KPC has never announced the acquisition of Satimola only that it has made an offer and entered into an Agreement to negotiate. This is the overriding disclosure as shareholders are already aware that KPC has never had rights to the deposit so further disclosure on details that are going on behind closed doors is not necessary.
Shareholders have the right to know a) what are the main terms of the offer b) how much all this costing them in terms of money and time (like lawyers fees, salaries, deposits, non refundable option fees etc) and then can make judgment about the Boards ability or the pleasure/displeasure of the offer at the next AGM but disclosure of any further details other than whether the negotiations are ongoing or terminated are really not required.
The letter by Gordon Toll to KPC on the 15th February clearly indicated that even though all agreements with KPC have lapsed that Satimola had not terminated any agreements.

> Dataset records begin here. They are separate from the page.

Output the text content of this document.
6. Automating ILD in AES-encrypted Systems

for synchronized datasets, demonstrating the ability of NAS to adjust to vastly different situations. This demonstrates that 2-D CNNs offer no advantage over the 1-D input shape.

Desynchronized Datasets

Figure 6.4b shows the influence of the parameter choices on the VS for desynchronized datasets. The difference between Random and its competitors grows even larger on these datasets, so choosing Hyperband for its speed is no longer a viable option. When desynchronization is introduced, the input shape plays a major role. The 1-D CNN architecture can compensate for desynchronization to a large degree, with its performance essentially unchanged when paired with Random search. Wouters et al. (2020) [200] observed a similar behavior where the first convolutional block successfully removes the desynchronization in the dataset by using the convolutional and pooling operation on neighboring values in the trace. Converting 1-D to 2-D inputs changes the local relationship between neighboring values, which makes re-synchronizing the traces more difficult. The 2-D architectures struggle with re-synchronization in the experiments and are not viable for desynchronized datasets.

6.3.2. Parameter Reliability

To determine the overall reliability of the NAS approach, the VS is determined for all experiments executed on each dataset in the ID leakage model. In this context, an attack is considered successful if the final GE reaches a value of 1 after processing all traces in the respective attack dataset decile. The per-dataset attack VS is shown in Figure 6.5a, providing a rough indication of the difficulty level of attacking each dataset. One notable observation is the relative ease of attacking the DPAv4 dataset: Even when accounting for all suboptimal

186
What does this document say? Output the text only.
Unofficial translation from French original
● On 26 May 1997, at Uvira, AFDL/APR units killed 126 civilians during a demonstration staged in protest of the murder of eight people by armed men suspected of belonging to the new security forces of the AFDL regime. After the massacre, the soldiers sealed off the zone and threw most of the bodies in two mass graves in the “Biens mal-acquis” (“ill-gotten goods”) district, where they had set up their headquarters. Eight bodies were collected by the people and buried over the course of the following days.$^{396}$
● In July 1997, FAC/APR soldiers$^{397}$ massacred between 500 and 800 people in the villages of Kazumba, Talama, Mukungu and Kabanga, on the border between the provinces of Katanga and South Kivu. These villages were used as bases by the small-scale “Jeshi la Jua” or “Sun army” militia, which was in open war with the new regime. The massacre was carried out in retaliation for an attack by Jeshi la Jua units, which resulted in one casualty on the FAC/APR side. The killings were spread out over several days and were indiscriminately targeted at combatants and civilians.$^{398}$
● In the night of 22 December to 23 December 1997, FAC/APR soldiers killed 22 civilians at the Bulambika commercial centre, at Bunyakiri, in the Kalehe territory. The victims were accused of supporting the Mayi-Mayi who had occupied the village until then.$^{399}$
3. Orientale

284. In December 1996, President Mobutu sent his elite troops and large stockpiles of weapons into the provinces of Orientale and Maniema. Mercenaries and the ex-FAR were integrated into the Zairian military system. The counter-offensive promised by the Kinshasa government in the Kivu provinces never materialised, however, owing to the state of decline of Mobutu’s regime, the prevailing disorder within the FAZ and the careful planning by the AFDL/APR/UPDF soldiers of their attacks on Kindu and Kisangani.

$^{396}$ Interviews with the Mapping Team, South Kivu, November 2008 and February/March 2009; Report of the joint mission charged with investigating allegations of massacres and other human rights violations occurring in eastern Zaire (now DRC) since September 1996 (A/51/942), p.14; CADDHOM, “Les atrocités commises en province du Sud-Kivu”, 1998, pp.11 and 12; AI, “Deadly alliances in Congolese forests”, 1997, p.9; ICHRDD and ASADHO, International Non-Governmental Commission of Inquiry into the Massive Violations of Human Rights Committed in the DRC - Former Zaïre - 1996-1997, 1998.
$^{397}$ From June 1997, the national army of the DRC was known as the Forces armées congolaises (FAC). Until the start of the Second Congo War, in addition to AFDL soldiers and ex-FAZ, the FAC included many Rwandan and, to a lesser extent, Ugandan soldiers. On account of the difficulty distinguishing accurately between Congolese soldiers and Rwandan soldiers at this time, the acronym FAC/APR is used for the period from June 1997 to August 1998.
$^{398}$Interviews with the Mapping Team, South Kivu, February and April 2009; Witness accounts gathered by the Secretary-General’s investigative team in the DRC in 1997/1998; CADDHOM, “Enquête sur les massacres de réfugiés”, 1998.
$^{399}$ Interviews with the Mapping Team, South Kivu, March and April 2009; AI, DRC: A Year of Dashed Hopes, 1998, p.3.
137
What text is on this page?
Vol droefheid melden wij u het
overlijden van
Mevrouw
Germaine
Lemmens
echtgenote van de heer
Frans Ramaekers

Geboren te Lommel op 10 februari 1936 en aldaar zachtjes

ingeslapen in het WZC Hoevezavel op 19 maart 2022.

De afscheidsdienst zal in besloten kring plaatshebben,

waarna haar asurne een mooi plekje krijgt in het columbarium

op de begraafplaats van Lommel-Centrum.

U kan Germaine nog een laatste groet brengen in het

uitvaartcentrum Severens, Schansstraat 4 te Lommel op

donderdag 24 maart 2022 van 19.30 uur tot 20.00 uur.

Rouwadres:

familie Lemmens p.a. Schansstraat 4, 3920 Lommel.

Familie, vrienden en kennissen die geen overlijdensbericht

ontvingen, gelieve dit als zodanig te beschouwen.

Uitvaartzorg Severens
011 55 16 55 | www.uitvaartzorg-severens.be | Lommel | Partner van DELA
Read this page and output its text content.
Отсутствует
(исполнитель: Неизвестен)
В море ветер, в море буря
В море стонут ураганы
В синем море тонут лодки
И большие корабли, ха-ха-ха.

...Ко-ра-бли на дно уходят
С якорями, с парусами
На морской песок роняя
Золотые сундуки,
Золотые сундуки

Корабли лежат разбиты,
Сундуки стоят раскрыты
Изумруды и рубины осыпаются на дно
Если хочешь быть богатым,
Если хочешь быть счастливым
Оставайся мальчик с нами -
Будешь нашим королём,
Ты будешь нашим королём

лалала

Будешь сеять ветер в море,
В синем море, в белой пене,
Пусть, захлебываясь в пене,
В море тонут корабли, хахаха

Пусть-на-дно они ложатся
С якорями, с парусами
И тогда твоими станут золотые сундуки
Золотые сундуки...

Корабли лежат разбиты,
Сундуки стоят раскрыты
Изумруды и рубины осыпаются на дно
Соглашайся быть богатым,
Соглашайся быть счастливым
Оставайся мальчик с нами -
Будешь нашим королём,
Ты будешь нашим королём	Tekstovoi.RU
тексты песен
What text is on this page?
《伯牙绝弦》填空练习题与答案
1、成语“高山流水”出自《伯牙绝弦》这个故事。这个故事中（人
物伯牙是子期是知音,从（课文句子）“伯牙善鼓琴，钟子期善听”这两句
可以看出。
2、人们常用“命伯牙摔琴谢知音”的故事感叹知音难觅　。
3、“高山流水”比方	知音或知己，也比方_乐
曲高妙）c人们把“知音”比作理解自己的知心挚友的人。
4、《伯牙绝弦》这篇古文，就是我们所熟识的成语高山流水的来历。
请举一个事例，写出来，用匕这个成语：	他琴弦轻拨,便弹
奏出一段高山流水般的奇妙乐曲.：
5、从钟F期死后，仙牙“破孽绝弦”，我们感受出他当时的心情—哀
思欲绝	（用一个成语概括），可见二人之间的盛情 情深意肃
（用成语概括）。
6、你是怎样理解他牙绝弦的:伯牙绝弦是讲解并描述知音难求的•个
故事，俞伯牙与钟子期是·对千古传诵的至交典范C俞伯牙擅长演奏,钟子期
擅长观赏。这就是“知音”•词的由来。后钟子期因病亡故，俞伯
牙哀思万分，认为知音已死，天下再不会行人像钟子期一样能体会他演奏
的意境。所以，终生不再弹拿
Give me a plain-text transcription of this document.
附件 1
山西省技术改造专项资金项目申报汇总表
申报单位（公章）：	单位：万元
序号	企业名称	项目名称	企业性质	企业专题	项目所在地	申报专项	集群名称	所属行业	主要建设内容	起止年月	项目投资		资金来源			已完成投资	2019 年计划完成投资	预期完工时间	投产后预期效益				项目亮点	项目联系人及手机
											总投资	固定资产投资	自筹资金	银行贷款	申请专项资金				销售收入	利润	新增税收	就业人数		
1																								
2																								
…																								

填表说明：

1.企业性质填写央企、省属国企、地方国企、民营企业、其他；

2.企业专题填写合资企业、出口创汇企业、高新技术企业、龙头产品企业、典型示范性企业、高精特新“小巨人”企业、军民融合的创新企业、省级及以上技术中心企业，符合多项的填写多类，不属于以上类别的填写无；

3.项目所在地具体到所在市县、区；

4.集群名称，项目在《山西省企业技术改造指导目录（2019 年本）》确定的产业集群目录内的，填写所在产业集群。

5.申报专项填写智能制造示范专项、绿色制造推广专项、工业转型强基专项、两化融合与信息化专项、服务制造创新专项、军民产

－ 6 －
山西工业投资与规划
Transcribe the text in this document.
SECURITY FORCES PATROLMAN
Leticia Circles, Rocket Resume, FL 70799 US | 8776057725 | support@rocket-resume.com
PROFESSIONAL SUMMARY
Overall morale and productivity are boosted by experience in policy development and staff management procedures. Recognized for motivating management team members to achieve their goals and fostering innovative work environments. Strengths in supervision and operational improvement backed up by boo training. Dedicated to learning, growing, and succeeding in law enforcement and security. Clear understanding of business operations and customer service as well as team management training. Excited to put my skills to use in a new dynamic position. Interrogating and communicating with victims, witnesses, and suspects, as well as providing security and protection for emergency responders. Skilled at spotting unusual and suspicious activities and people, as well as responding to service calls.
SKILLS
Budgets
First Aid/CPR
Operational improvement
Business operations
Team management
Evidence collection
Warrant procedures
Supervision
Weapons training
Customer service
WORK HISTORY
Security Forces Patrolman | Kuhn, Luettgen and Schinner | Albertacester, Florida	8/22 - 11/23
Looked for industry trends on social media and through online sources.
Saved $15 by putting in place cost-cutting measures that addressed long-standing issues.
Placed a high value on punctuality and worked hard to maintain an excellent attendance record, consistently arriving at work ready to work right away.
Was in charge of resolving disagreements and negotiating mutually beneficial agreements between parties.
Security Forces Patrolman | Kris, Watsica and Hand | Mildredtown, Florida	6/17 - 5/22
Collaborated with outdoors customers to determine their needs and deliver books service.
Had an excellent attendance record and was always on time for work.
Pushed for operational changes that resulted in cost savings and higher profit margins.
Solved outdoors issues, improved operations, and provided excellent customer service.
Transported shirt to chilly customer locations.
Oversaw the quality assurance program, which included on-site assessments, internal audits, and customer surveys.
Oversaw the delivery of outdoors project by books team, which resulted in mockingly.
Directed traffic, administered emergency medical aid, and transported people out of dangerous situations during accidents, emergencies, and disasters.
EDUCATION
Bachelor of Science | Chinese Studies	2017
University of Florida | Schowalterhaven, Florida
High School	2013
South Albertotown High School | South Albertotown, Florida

The purpose of the letter was not to terminate the agreement, which it should have been, but a rather to bully KPC into complying with the Agreements or else they will report them to the authorities about a what they believe is lack of disclosure.
If in fact KPC are not complying with the Agreements but Satimola is still negotiating then there is no requirement to announce anything other than negotiations are ongoing which is what KPC have done. Therefore Satimola assertion of the lack disclosure are false, in fact the irony is that the letter itself is evidence that negotiations are continuing. What Satimola needed to do was to write a letter to KPC stating very clearly that the Agreements have lapsed and that negotiations are terminated, which was not the case.
It seems that Satimola still haven't officially informed KPC that the agreements are terminated even though they have lapsed therefore it is still in negotiations so publishing this letter and the subsequent may be in breach of any cofidential clauses that may apply even though Satimola believe that the conditions of the agreement have lapsed.
I am sure if Satimola inform KPC they are no longer negotiating and the agreements are terminated then KPC will have to announce it as that is required. The letter dated 9th March did not say that the agreement have been terminated, it only highlighted where KPC are in non-compliance. It is not necessary to disclose non-compliance of these types of agreements as it is not material, the materiality is whether the agreement is terminated or not. The reason is that conditions of the agreements can be successfully re-negotiated at anytime, the only time they can't be re-negotiated is if the agreement is terminated. In fact these actual agreements have been re negotiated many times already so it is not unreasonable to expect that it wont be the case this time either.
Either company can probably terminate if the other party is in breach of the agreement if they chose not to re-negotiate. It appears neither Satimola or KPC have terminated the agreement at this time.
If the issue is what has been stated in Gordon Tolls letters that KPC cannot raise the funds to execute the purchase as agreed then they have only too choices a) terminate or b) give them more time and the letter on the 15th February clearly gave KPC more time (even though that may have not been the intention of the author).
It then defies any commercial sense to make conditions harder for KPC to raise the money by deliberate actions to try and publically hurt them and driving down the share price and the ability to raise fresh funds. It is obvious that is not in the best interests of either party.
If Gordon Toll letter is right then simply writing to KPC saying the agreement is terminated on the basis of the appropriate clauses lapsing would all that is required and Satimola then set about finding a new a buyer. There really is no need to get emotional and start a letter writing campaign with ASIC or ASX, that is if there is not some other reason that it cant be terminated.
You then should ask why hasn't that been done? As the reasonable commercial action would be to either terminate or keep the differences behind close doors until it is terminated it seems clear that Satimola is handcuffed to KPC and they can't stand it and desperately trying to get out of it. For some reason they simply cannot terminate the agreement so they are attempting a new tactic to try and hurt the KPC share price and also make direct threats to KPC directors to try and intimidate them into handing over the keys.
All I say Gordon is good luck with that tactic, it is one that is definitely going to hurt you more than them. Sorry mate it seems you have been gazumped by the Chinese, you better wake up to it before you damage your own reputation beyond repair.